Isso é tão desprezível!
Ouvi colegas dizerem que eu desperdiçaria minha licença, pois estávamos em greve. Esse é o maior dos nossos problemas: a falta de consciência de classe. E quem está no poder, sabe jogar muito bem com isso.
Pessoas conhecidas que moram em Curitiba, disseram que o cenário era como o de um filme de guerra. Que não tinham visto nada igual antes.
Pelas redes sociais chegavam mais informações, mais imagens que me agrediam, me machucavam. Vi os dois filhos de um professor da graduação ensanguentados. A dor de um pai transcrita nas palavras que ele redigida naquelas fotos…
Havia um misto de sentimentos.
Estava bem por estar em casa e segura com minha filha. Mas, estava despedaçada vendo meus colegas sendo agredidos daquela forma.
A imagem na televisão era de uma mulher, provavelmente uma professora, bem a frente do cordão formado pela polícia. Ela gritava, chorava. Eu sentia aquela injustiça com todos nós. Não podia mais continuar a amamentar naquele momento.
O pai da minha filha vendo aquilo afirmou: eu sei que você queria estar ali.
Chorei.
Chorei por meus colegas. Por todos nós. Por me sentir de mãos atadas. Por sermos acusados de tantas inverdades. Por sermos tão desrespeitados.
Jamais esqueceremos!”
Tamara Cardoso André, professora da Unioeste/Foz
“Dia 29 de abril de 2015 eu estava lá quando Beto Richa atacou professores com polícia de choque, balas de borracha e bombas de gás lacrimogêneo. Na época eu já não apoiava governos de direita, mas também não imaginava que qualquer governo fosse capaz de dar aquele tratamento a um protesto pacífico de professores. Hoje já sei do que os governos de direita são capazes. Perdi qualquer resquício de ingênua crença na sensatez da democracia capitalista. Já não luto apenas contra a perda de direitos, luto contra o capitalismo, com a certeza de que, como dizia Rosa Luxemburgo, é o socialismo ou a barbárie.”
Alcione José Kölln é professor do Colégio Paulo Freire, em Foz do Iguaçu
“Nesse dia, eu estava na Praça do Mitre, aqui em Foz, e lembro que durante o momento do massacre estava ao celular, com o professor Pedro José de Campo Junior, que estava em Curitiba participando das manifestações. Ele relatava os horrores que aconteciam por lá. Perto de mim tinha um grupo de professores e funcionários assombrados, ouvindo os relatos do terror promovido pelo governo de Beto Richa.
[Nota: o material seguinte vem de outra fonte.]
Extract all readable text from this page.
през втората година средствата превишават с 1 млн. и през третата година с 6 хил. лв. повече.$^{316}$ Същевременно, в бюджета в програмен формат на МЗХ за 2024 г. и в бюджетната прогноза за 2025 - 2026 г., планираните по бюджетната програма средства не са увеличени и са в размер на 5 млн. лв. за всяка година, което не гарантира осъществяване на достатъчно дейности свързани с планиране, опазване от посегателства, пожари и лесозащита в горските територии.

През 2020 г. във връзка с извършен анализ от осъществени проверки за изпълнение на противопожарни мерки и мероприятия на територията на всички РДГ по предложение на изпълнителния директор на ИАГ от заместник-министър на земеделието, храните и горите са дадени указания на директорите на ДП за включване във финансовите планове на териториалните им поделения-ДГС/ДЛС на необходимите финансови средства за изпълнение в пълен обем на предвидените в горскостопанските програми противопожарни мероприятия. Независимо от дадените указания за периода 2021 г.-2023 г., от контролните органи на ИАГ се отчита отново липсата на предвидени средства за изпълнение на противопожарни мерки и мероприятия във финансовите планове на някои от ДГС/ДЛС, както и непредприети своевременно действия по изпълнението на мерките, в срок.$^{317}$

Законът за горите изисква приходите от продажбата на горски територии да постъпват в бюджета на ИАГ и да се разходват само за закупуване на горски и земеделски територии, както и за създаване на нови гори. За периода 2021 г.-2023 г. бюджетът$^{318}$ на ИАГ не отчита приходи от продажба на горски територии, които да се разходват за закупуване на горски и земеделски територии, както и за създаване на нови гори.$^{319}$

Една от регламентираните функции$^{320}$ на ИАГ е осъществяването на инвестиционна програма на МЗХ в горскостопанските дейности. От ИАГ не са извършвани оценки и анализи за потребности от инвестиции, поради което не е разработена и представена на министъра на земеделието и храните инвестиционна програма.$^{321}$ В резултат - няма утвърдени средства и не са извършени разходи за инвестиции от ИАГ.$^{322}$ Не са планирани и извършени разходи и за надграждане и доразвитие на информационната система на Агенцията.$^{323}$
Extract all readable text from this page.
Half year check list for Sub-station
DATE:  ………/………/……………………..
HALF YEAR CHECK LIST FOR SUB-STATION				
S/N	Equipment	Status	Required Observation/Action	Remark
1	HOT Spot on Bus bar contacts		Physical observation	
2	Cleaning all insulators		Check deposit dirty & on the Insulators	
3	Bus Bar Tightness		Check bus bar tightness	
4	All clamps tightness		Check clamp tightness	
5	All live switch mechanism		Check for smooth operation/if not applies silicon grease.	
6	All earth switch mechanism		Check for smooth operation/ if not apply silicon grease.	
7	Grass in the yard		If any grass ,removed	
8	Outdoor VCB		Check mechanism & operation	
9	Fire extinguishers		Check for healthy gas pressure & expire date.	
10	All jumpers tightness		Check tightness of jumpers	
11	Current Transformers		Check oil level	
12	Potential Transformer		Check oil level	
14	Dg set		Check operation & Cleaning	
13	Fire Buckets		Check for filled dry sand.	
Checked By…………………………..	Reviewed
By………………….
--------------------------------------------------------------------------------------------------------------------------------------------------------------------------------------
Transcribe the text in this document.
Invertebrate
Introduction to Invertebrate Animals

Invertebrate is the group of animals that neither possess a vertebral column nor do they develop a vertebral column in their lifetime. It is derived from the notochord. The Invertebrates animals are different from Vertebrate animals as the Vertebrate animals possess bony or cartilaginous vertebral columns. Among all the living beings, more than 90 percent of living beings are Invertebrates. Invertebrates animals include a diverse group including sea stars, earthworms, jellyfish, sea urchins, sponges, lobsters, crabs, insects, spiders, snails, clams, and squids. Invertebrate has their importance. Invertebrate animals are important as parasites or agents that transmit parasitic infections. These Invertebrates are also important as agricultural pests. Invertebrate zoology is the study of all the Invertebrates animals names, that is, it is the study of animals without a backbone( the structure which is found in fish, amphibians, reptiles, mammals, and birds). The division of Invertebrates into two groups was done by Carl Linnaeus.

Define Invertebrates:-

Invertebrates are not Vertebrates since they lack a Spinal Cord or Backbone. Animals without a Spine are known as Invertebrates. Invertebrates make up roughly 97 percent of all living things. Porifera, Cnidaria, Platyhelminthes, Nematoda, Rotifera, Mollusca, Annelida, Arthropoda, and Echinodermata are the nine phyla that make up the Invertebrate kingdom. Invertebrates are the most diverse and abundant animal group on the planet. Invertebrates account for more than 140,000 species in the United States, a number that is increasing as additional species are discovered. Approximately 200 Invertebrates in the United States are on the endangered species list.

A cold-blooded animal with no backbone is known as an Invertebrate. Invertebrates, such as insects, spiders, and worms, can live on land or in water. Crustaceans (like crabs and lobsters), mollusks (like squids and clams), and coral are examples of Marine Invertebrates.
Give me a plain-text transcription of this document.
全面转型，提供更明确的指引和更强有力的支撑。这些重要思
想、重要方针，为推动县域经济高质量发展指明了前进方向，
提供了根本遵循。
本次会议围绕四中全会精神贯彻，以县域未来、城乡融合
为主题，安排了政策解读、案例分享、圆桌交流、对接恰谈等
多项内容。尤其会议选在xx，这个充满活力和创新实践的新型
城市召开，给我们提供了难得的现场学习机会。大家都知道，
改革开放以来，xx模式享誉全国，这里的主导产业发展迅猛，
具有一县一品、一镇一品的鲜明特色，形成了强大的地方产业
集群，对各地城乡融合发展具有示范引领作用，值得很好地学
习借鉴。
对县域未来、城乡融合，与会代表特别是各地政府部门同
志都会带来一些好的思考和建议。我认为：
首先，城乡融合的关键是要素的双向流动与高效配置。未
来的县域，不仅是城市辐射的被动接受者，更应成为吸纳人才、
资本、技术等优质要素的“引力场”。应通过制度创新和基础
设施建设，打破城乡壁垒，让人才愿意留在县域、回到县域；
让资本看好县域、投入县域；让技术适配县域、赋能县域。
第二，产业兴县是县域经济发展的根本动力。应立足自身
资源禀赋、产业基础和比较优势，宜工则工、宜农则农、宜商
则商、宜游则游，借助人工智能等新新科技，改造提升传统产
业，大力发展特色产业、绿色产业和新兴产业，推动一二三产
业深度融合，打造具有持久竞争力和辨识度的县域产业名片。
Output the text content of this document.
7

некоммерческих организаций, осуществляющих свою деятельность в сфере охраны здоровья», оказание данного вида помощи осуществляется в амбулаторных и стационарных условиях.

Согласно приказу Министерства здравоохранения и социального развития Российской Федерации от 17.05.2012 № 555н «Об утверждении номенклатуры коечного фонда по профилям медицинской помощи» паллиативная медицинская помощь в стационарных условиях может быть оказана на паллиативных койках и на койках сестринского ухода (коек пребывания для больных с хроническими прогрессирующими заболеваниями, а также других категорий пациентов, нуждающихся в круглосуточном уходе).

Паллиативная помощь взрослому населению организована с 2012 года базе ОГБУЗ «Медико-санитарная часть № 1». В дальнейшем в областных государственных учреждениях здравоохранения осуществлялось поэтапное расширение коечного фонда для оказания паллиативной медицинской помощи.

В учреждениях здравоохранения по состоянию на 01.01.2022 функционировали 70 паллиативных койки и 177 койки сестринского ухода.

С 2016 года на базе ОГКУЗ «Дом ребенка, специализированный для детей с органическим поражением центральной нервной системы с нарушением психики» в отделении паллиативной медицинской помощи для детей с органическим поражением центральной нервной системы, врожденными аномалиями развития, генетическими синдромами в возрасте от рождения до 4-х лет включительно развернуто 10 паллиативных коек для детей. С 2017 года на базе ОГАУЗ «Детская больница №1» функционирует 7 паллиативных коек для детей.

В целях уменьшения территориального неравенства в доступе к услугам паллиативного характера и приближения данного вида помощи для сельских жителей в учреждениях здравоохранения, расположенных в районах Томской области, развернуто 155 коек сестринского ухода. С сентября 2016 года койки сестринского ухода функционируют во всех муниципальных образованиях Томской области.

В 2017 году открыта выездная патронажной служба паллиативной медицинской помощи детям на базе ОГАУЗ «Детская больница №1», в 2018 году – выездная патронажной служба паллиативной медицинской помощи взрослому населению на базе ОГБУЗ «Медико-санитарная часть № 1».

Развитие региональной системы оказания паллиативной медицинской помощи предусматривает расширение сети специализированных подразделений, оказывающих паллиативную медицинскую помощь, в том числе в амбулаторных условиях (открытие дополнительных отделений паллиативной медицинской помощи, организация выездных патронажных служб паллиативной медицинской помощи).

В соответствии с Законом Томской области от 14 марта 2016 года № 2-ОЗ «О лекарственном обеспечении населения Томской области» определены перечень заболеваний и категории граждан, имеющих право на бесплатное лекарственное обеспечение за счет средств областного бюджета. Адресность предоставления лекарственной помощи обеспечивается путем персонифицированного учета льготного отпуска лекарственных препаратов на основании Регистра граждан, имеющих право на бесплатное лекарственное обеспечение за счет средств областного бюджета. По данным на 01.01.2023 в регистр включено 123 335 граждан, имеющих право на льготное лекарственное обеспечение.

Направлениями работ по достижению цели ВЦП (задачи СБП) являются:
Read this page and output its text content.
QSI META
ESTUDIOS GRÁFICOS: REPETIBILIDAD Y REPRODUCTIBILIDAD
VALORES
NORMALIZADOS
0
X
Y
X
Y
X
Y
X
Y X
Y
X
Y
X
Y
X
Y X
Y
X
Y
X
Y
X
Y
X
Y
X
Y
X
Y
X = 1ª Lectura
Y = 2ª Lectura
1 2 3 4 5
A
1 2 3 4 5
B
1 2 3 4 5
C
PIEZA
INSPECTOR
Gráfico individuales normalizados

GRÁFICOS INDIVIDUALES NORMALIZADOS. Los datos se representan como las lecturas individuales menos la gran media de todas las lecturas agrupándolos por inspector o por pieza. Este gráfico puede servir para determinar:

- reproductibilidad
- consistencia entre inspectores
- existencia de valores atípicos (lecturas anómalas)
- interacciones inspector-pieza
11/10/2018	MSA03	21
Esse foi o dia mais triste da minha carreira como professor, mas também um dos dias de maior orgulho da minha categoria, que não baixou a cabeça e enfrentou o poder bélico do Estado.”
Sebastião Gonçalves é professor de Filosofia na Unioeste/Foz.
“Hoje faz cinco anos que lutamos contra o assalto da Previdência dos servidores. Naquela época, tinha um filhote de rato na equipe do governo que assaltou nossa Previdência com apoio da maioria dos deputados. Cinco anos depois, o rato que fazia parte do governo na época virou governador e aumentou 3% o desconto da Previdência, passando para 14% o desconto de previdenciário do servidor. O triste de tudo isso é saber que tudo aconteceu e ainda acontece com apoio de que está do lado de cá.”